For the past three years, two Newton lawyers have represented an Algerian detained at Guantanamo Bay Naval Base, a 34-year-old man who has been cleared of wrongdoing. Now the Newton Board of Aldermen is considering a resolution that would invite the man, Abdul Aziz Naji, to resettle in Newton, if Congress lifts its ban on allowing Guantanamo detainees to move to the United States.
The resolution, sponsored by Alderman Stephen M. Linsky, would also urge Congress to rescind the ban.
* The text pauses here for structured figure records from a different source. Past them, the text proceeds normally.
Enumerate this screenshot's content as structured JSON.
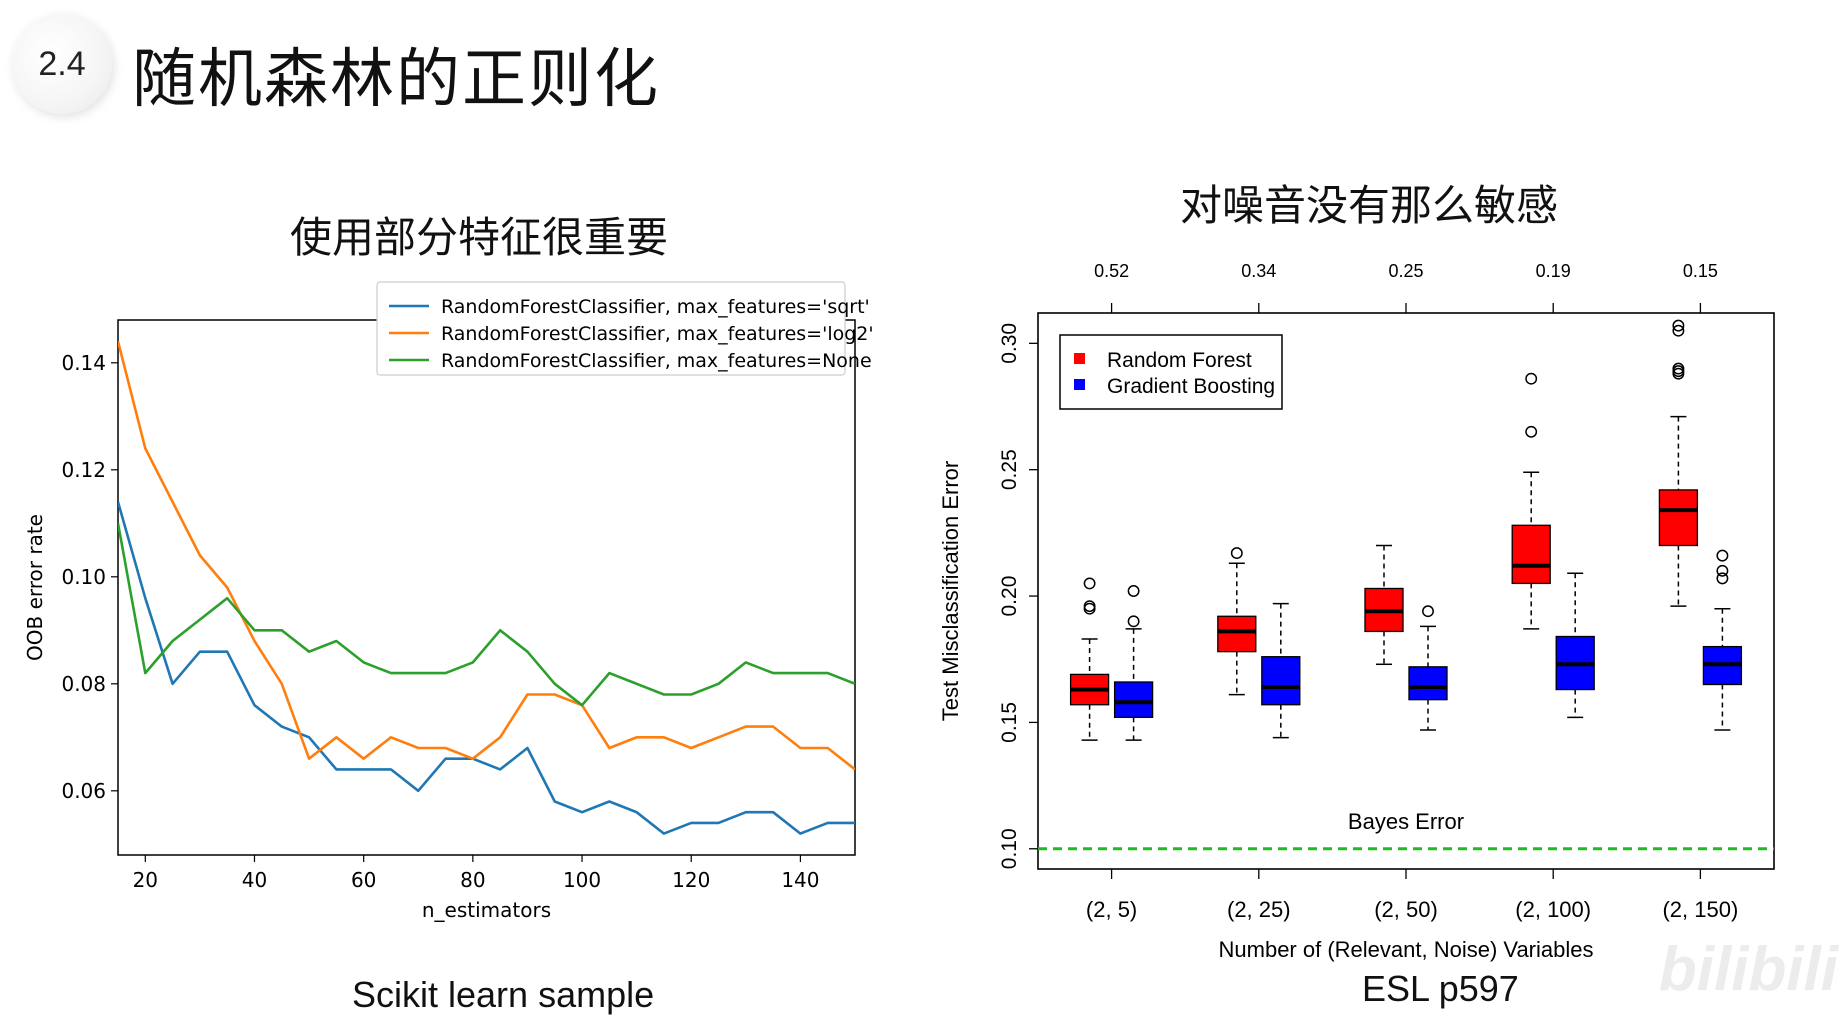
{
  "header": {
    "section_number": "2.4",
    "title": "随机森林的正则化"
  },
  "left_panel": {
    "subtitle": "使用部分特征很重要",
    "caption": "Scikit learn sample"
  },
  "right_panel": {
    "subtitle": "对噪音没有那么敏感",
    "caption": "ESL p597"
  },
  "watermark": "bilibili",
  "colors": {
    "sqrt": "#1f77b4",
    "log2": "#ff7f0e",
    "none": "#2ca02c",
    "random_forest": "#ff0000",
    "gradient_boosting": "#0000ff",
    "bayes_line": "#22bb22"
  },
  "chart_data": [
    {
      "type": "line",
      "title": "",
      "xlabel": "n_estimators",
      "ylabel": "OOB error rate",
      "xlim": [
        15,
        150
      ],
      "ylim": [
        0.048,
        0.148
      ],
      "xticks": [
        20,
        40,
        60,
        80,
        100,
        120,
        140
      ],
      "yticks": [
        0.06,
        0.08,
        0.1,
        0.12,
        0.14
      ],
      "ytick_labels": [
        "0.06",
        "0.08",
        "0.10",
        "0.12",
        "0.14"
      ],
      "legend_position": "top-right",
      "x": [
        15,
        20,
        25,
        30,
        35,
        40,
        45,
        50,
        55,
        60,
        65,
        70,
        75,
        80,
        85,
        90,
        95,
        100,
        105,
        110,
        115,
        120,
        125,
        130,
        135,
        140,
        145,
        150
      ],
      "series": [
        {
          "name": "RandomForestClassifier, max_features='sqrt'",
          "color_key": "sqrt",
          "values": [
            0.114,
            0.096,
            0.08,
            0.086,
            0.086,
            0.076,
            0.072,
            0.07,
            0.064,
            0.064,
            0.064,
            0.06,
            0.066,
            0.066,
            0.064,
            0.068,
            0.058,
            0.056,
            0.058,
            0.056,
            0.052,
            0.054,
            0.054,
            0.056,
            0.056,
            0.052,
            0.054,
            0.054
          ]
        },
        {
          "name": "RandomForestClassifier, max_features='log2'",
          "color_key": "log2",
          "values": [
            0.144,
            0.124,
            0.114,
            0.104,
            0.098,
            0.088,
            0.08,
            0.066,
            0.07,
            0.066,
            0.07,
            0.068,
            0.068,
            0.066,
            0.07,
            0.078,
            0.078,
            0.076,
            0.068,
            0.07,
            0.07,
            0.068,
            0.07,
            0.072,
            0.072,
            0.068,
            0.068,
            0.064
          ]
        },
        {
          "name": "RandomForestClassifier, max_features=None",
          "color_key": "none",
          "values": [
            0.11,
            0.082,
            0.088,
            0.092,
            0.096,
            0.09,
            0.09,
            0.086,
            0.088,
            0.084,
            0.082,
            0.082,
            0.082,
            0.084,
            0.09,
            0.086,
            0.08,
            0.076,
            0.082,
            0.08,
            0.078,
            0.078,
            0.08,
            0.084,
            0.082,
            0.082,
            0.082,
            0.08
          ]
        }
      ]
    },
    {
      "type": "box",
      "title": "",
      "xlabel": "Number of (Relevant, Noise) Variables",
      "ylabel": "Test Misclassification Error",
      "ylim": [
        0.092,
        0.312
      ],
      "yticks": [
        0.1,
        0.15,
        0.2,
        0.25,
        0.3
      ],
      "ytick_labels": [
        "0.10",
        "0.15",
        "0.20",
        "0.25",
        "0.30"
      ],
      "categories": [
        "(2, 5)",
        "(2, 25)",
        "(2, 50)",
        "(2, 100)",
        "(2, 150)"
      ],
      "top_axis_labels": [
        "0.52",
        "0.34",
        "0.25",
        "0.19",
        "0.15"
      ],
      "legend_position": "top-left",
      "reference_line": {
        "label": "Bayes Error",
        "value": 0.1
      },
      "series": [
        {
          "name": "Random Forest",
          "color_key": "random_forest",
          "boxes": [
            {
              "min": 0.143,
              "q1": 0.157,
              "median": 0.163,
              "q3": 0.169,
              "max": 0.183,
              "outliers": [
                0.195,
                0.196,
                0.205
              ]
            },
            {
              "min": 0.161,
              "q1": 0.178,
              "median": 0.186,
              "q3": 0.192,
              "max": 0.213,
              "outliers": [
                0.217
              ]
            },
            {
              "min": 0.173,
              "q1": 0.186,
              "median": 0.194,
              "q3": 0.203,
              "max": 0.22,
              "outliers": []
            },
            {
              "min": 0.187,
              "q1": 0.205,
              "median": 0.212,
              "q3": 0.228,
              "max": 0.249,
              "outliers": [
                0.265,
                0.286
              ]
            },
            {
              "min": 0.196,
              "q1": 0.22,
              "median": 0.234,
              "q3": 0.242,
              "max": 0.271,
              "outliers": [
                0.288,
                0.289,
                0.29,
                0.305,
                0.307
              ]
            }
          ]
        },
        {
          "name": "Gradient Boosting",
          "color_key": "gradient_boosting",
          "boxes": [
            {
              "min": 0.143,
              "q1": 0.152,
              "median": 0.158,
              "q3": 0.166,
              "max": 0.187,
              "outliers": [
                0.19,
                0.202
              ]
            },
            {
              "min": 0.144,
              "q1": 0.157,
              "median": 0.164,
              "q3": 0.176,
              "max": 0.197,
              "outliers": []
            },
            {
              "min": 0.147,
              "q1": 0.159,
              "median": 0.164,
              "q3": 0.172,
              "max": 0.188,
              "outliers": [
                0.194
              ]
            },
            {
              "min": 0.152,
              "q1": 0.163,
              "median": 0.173,
              "q3": 0.184,
              "max": 0.209,
              "outliers": []
            },
            {
              "min": 0.147,
              "q1": 0.165,
              "median": 0.173,
              "q3": 0.18,
              "max": 0.195,
              "outliers": [
                0.207,
                0.21,
                0.216
              ]
            }
          ]
        }
      ]
    }
  ]
}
A committee has already approved the resolution, which will go before the full board Tuesday night.
"I think a lot of people knew Newton had a special connection with this particular detainee because of our work," said Ellen Lubell, who with her law partner, Doris Tennant, represents Naji. "We've spoken at many venues over the past few years. We've spoken at schools. We've spoken at libraries. I think Mr. Linsky felt that this community had really expressed support for the work we're doing. And as a next step, the community could really act on that."
Linsky couldn't be reached for comment this morning.
The resolution notes that Naji is "essentially stateless" because he cannot go homing, fearing he will be harmed or killed if he returns to Algeria after eight years in Guantanamo. The resolution observes that Newton has long welcomed many refugees, and adds, "Newton's history of supporting human rights makes it fitting that our community provide safe resettlement to a man who has been unjustly imprisoned by the government at Guantanamo Bay."
Other communities have made similar overtures. In November, members of the Amherst Town Meeting voted to ask Congress to lift the ban and, if that happened, to resettle two detainees in town. The Swiss government has also said that country would take one Guantanamo detainee.
About 215 detainees are still held prisoner at Guantanamo. Although President Obama had originally announced the facility would close this month, he said last year that the deadline would not be met.
Naji was one of about 60 of the detainees who have been cleared for release by the US government but remain at Guantanamo because they have nowhere to go -- it is unsafe for them to return home but no other country has yet agreed to accept them. Naji's lawyers say formal charges were never brought against him. He was working for a legal charity affiliated with a terrorist group when he was arrested.in Pakistan in 2002.
"Clearly if the United States government thought he was a member of a terrorist group, they would have charged him with something," Tennant said. "The United State government clearly did not make that decision."